4.0 Within those limits, do social work values enable us to distinguish one view from another within social work?
4.1 Social work values exclude some positions, such as strong collectivism, or a practice aimed at defending the privileges of the affluent (see Spano & Koenig’s example)
4.2 But even that claim is open to argument—for example, by those who view social work as precisely, if not consciously, about defending the status quo through social control of the deviant. See for example, the 58th (1926?) annual report of the London COS, entitled 'Bolshevism and its only true antidote: being the 58th Annual Report of ... claimed that 'the only real antidote to Bolshevism is good casework'
4.3 More important, social work values do not help us decide between the major positions of left and right in American politics with respect to major social welfare policies or approaches to practice
4.3.1 Many secularist liberals and now the Democratic Party as a whole support positions that subordinate the weak to the strong and refuse ascription of human dignity and worth to the weakest—unborn children. Many social workers support assisted suicide, the manufacture of “designer babies,” infant euthanasia, and abortion without seeing these positions as contradictory to basic social work values at their core. To be coherent, they have to hold to a strong body-mind dualism--that the dignity of the person is not at issue because personhood implies consciousness, so a physical human body like a fetus, someone in a coma or with advanced dementia, a deformed infant, etc., is not really a person—i.e., a person is a mind
4.3.2 Or what about the systematic subordination of the needs of children to the rights of adults in recent law and social policy, documented in The Revolution in Parenthood?

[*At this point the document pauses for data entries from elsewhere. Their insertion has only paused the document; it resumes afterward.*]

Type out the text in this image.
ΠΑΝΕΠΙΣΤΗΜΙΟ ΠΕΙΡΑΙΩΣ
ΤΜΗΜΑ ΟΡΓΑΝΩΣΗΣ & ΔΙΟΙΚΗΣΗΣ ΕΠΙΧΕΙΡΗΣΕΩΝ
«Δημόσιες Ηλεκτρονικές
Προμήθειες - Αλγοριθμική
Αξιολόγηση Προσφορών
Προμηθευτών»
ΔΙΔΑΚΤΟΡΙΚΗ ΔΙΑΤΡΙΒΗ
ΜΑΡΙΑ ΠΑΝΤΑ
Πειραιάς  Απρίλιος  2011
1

4.3.3 The assumption that liberals are caring and compassionate and hence more closely aligned with social work values does not withstand scrutiny—Brooks found the reverse (but cf. Haidt). Are liberal social workers an exception to the rule?

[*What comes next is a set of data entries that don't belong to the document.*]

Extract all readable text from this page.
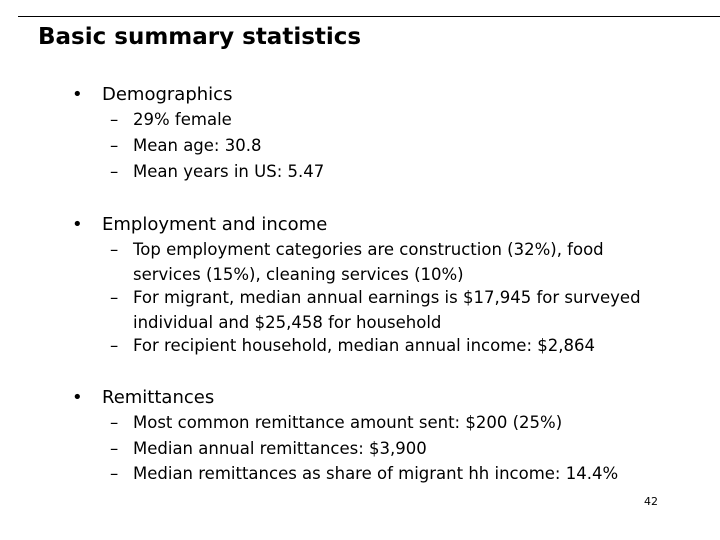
Basic summary statistics
• Demographics
– 29% female
– Mean age: 30.8
– Mean years in US: 5.47
• Employment and income
– Top employment categories are construction (32%), food services (15%), cleaning services (10%)
– For migrant, median annual earnings is $17,945 for surveyed individual and $25,458 for household
– For recipient household, median annual income: $2,864
• Remittances
– Most common remittance amount sent: $200 (25%)
– Median annual remittances: $3,900
– Median remittances as share of migrant hh income: 14.4%
42
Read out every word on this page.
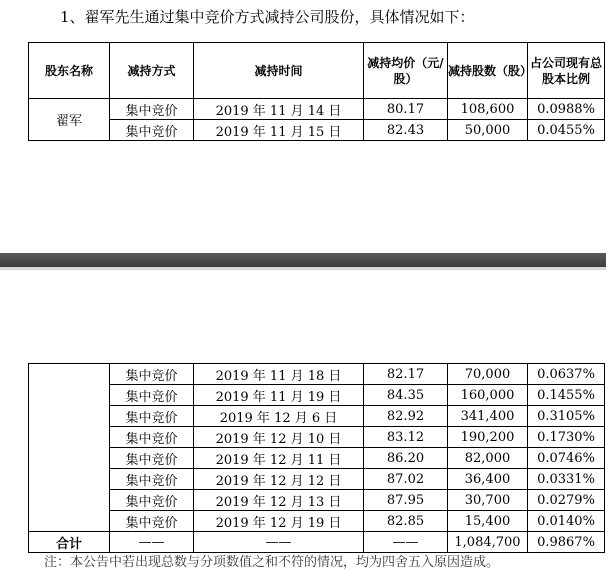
1、翟军先生通过集中竞价方式减持公司股份，具体情况如下：
股东名称	减持方式	减持时间	减持均价（元/股）	减持股数（股）	占公司现有总股本比例
翟军	集中竞价	2019 年 11 月 14 日	80.17	108,600	0.0988%
	集中竞价	2019 年 11 月 15 日	82.43	50,000	0.0455%
	集中竞价	2019 年 11 月 18 日	82.17	70,000	0.0637%
	集中竞价	2019 年 11 月 19 日	84.35	160,000	0.1455%
	集中竞价	2019 年 12 月 6 日	82.92	341,400	0.3105%
	集中竞价	2019 年 12 月 10 日	83.12	190,200	0.1730%
	集中竞价	2019 年 12 月 11 日	86.20	82,000	0.0746%
	集中竞价	2019 年 12 月 12 日	87.02	36,400	0.0331%
	集中竞价	2019 年 12 月 13 日	87.95	30,700	0.0279%
	集中竞价	2019 年 12 月 19 日	82.85	15,400	0.0140%
合计	——	——	——	1,084,700	0.9867%
注：本公告中若出现总数与分项数值之和不符的情况，均为四舍五入原因造成。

4.3.4 Take the (social work) value of social justice. This seems a strong case of a social work value that distinguishes between the main political positions of left and right. But this is not so.

5.0 Defining social justice
5.1 Barry—social justice as social democracy
5.2 Rawls vs. Nozick
5.3 MacIntyre’s critique and the Catholic social justice tradition
5.4 Subsidiarity and empowerment—the little platoons
5.5 Mediating structures—Berger & Neuhaus  patch, FGC/’Ohana Conferencing, social work as empowering, as partnering of state and family or community, strengthening marriages, families and neighborhoods rather than substituting for them, interweaving formal and informal care and control—community social work in UK
5.6 Gilbert’s Transformation of the Welfare State—across political boundaries and advanced liberal democracies—from state as provider to state as enabler, etc.
5.7 Centre for Social Justice (UK), Phillip Blond’s “Red Tories” (UK); red Tories Canada? A definition of social justice that is exactly not about big government as provider.

6.0 Do social work values help social workers choose among these conceptions of social justice in theory or practice? Can the matter be settled by appeal to the Code of Ethics?
6.1 This is Spano & Koenig’s idea, but
6.2 There is nothing in the value of social justice as described in the Code that helps us in this regard, contrary to S&K’s claim—does appealing to conventional understandings among social workers amount to more that groupthink?
6.3 Nor should there be. A profession is not a political party.

7.0 Values are largely useless in distinguishing between conceptions of the social good, in distinguishing social work from other professions like medicine and law that rest on appeal to a higher social good (health, justice), or even in guiding social workers in such a core area as social justice
7.1 Does “values” add anything to the classical ways, East and West, of thinking ethics in terms of the virtues, happiness, the good, and eudaimonia (the notion common to social work and Aristotle alike, of human flourishing, or the well-being of individuals and communities)?
7.2 Except, that is, relativism and subjectivism?
7.3 Which become, in their imperviousness to reason, a matter of the will, the dictatorship of relativism, and power?
7.4 Is it time to junk the concept of values altogether?